Adapter test matrix policy

Reagent is the canonical adapter: the full re-frame2 test suite (every clojure -M:test run, every node-test build, every :browser-test run, every examples run, every conformance fixture) executes against the Reagent adapter. The UIx and Helix adapters are smoke-tested at the adapter level: a single mount → subscribe → dispatch → re-render browser smoke per adapter, owned by the adapter (implementation/adapters/<name>/testbed/spec.cjs), proves the ten-fn substrate contract (Spec 006 §The reactive-substrate adapter contract) wires up end-to-end. Each non-canonical adapter additionally ships a curated example subset — counter + login per Decision 7 of each adapter's locked-decision set (realworld is skipped for both UIx and Helix; deferred until a substrate user wants it). Because the examples/ tree is test-free, those curated example pages carry compile coverage only (test:examples-compile); they are not themselves a per-page runtime gate. The substrate-agnostic behaviour they replay (login machine, Malli schemas, managed-HTTP stub) is covered by the canonical Reagent suite and the feature artefacts' own tests; the adapter-specific view-layer surface (the use-subscribe hook, capture-frame capture, render flush, source-coord DOM annotation) is covered by the adapter's own CLJS tests. Full per-adapter-matrix conformance — every test, every fixture, every example, against every shipped adapter — remains a per-adapter responsibility, not a re-frame2-core responsibility. The policy is a deliberate concentration of the test budget on the substrate the spec was authored against.

Per-port conventions

Conventions that exist only because of a host-language constraint live here. Each entry names the constraint, the port(s) it applies to, and the convention the spec adopts in response.
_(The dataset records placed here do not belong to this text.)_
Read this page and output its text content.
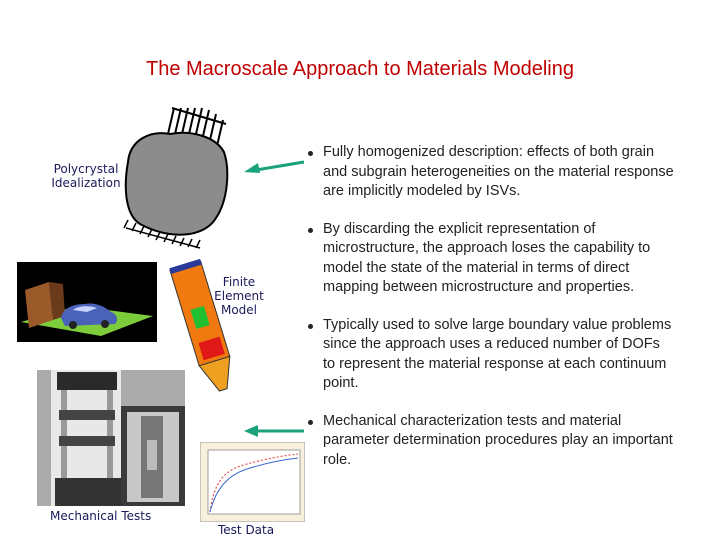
The Macroscale Approach to Materials Modeling
Polycrystal
Idealization
Finite
Element
Model
Mechanical Tests
Test Data
Fully homogenized description: effects of both grain and subgrain heterogeneities on the material response are implicitly modeled by ISVs.
By discarding the explicit representation of microstructure, the approach loses the capability to model the state of the material in terms of direct mapping between microstructure and properties.
Typically used to solve large boundary value problems since the approach uses a reduced number of DOFs to represent the material response at each continuum point.
Mechanical characterization tests and material parameter determination procedures play an important role.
CLJS — goog.provide collision: dash-form sub-namespaces of facade namespaces

ClojureScript compiles each namespace to a goog.provide call, which unconditionally overwrites the parent object on the host. The consequence: a host cannot carry both re-frame.core AND re-frame.core.flows as namespaces — loading re-frame.core wipes the re_frame.core object and with it every re_frame.core.<sub> previously defined under it. The canonical write-up is clojurescript.org/about/differences (search "goog.provide"). This is structural to the CLJS compilation model, not a bug; the JVM does not share the constraint.

For sub-namespaces of a facade namespace (the canonical case is re-frame.core — the user-facing API surface — but the same applies to any other facade a port chooses to ship), the CLJS reference adopts a dash-form naming convention: substitute a hyphen for the dot between the facade name and the sub-name.

Wrong (collides) Right (dash form)
re-frame.core.flows re-frame.core-flows
re-frame.core.machines re-frame.core-machines
re-frame.core.routing re-frame.core-routing
re-frame.core.schemas re-frame.core-schemas
re-frame.core.ssr re-frame.core-ssr
re-frame.core.epoch re-frame.core-epoch
re-frame.core.http re-frame.core-http

The user-facing alias (:require [re-frame.core :as rf]) still resolves the documented symbols — rf/reg-flow, rf/reg-machine, etc. — via re-exports inside re-frame.core itself. The sub-namespace's existence is an implementation detail of the per-feature artefact (per §Packaging conventions); the dash-form name is what makes the artefact loadable alongside core on the CLJS host.

The convention applies wherever a port targets a host with the goog.provide-style "parent object" model. Ports whose host language does not share the constraint (the JVM port, ports using flat module systems) MAY use dot-form sub-namespaces — but the dash-form is portable and the spec recommends it uniformly for symmetry across ports.